Не боялась, чувствовала, что не надо от него таиться.
— Да, болшевичка, и лучше моей родины ничего нет! Может, слышала: Злата Прага, Татры, Быстрица, Братислава… Красивые края! — И мрачнел, вздыхая: — Там тоже сейчас фашисты…
Запомнилось, как однажды, слушая о довоенной жизни в Ясном Клину, он надолго задумался, а потом сказал мечтательно:
— Ваша власть — наш народ, хорошо!..
Узнала, что по профессии Крибуляк — оружейник. Когда фашисты грозили захватить Чехословакию, находился в армии, на границе его часть готовилась дать отпор захватчикам, но правительство предало армию, впустив немцев в свою страну без боя. В Россию попал потому, что другого выхода не было: какая-то у него была неприятность. Хозяин, у которого работал, ихний буржуй, провожая, говорил: «Служи честно, в политику не лезь, это приносит несчастье: кто в политику лез, тех перевешали, а кто — нет, те живут». По дороге на фронт решил: словак в русского не стреляет! Что хороший мастер по оружию, утаил, выбрав, как наименьшее зло, службу в охранных войсках. Дома у него престарелые родители, жена, дочки.

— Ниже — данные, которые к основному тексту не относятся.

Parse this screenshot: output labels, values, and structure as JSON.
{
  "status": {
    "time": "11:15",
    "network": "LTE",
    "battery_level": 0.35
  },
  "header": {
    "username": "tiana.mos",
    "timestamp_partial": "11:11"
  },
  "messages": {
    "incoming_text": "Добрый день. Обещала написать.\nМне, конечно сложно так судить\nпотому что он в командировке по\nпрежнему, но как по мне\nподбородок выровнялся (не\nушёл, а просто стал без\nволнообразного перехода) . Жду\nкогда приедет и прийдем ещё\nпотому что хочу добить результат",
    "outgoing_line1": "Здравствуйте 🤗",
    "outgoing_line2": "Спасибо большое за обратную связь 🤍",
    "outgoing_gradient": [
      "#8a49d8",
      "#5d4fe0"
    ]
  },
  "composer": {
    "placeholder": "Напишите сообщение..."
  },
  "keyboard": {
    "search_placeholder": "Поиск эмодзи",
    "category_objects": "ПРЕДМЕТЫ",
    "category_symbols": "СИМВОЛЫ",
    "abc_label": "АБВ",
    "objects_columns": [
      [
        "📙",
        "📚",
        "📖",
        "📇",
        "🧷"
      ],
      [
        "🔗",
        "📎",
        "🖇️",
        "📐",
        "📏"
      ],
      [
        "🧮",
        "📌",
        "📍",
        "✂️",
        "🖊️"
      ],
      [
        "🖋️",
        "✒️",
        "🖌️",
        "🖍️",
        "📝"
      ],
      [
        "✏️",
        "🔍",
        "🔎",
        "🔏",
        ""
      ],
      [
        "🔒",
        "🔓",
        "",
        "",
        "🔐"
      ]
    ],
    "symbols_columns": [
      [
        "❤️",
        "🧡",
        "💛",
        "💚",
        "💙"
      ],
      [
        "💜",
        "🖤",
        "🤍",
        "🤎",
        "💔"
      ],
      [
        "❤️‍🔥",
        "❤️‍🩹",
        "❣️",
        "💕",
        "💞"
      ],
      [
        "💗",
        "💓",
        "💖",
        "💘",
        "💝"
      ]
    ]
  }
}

Как не понять капитана. В случае, если провинится перед немцами, не только пострадает сам, но и его семья, а это всего тяжелей. Нет, она, Самониха, не такая, чтобы накликать горе на него и на дорогих ему людей. Пусть не беспокоится: если он готов помочь русским, если он будет с нами работать, об этом никогда фашисты не узнают.
Смешны разведчице непрестанные ухаживания Крибуляк!. Конечно же, это для него своего рода маскировка. Надо же ему в конце-то концов узнать, с какой же все-таки целью она его привечает. Хитер! Но ее не перехитришь. И чуть что: «Пан! Руки!..»
— Почему ты меня так плохо называешь? — возмущается. — Я же тебя плохо не называю?..
Может, он ухаживает за ней и не совсем нарочно. Молодой, здоровый, и она не какая-нибудь дурнушка.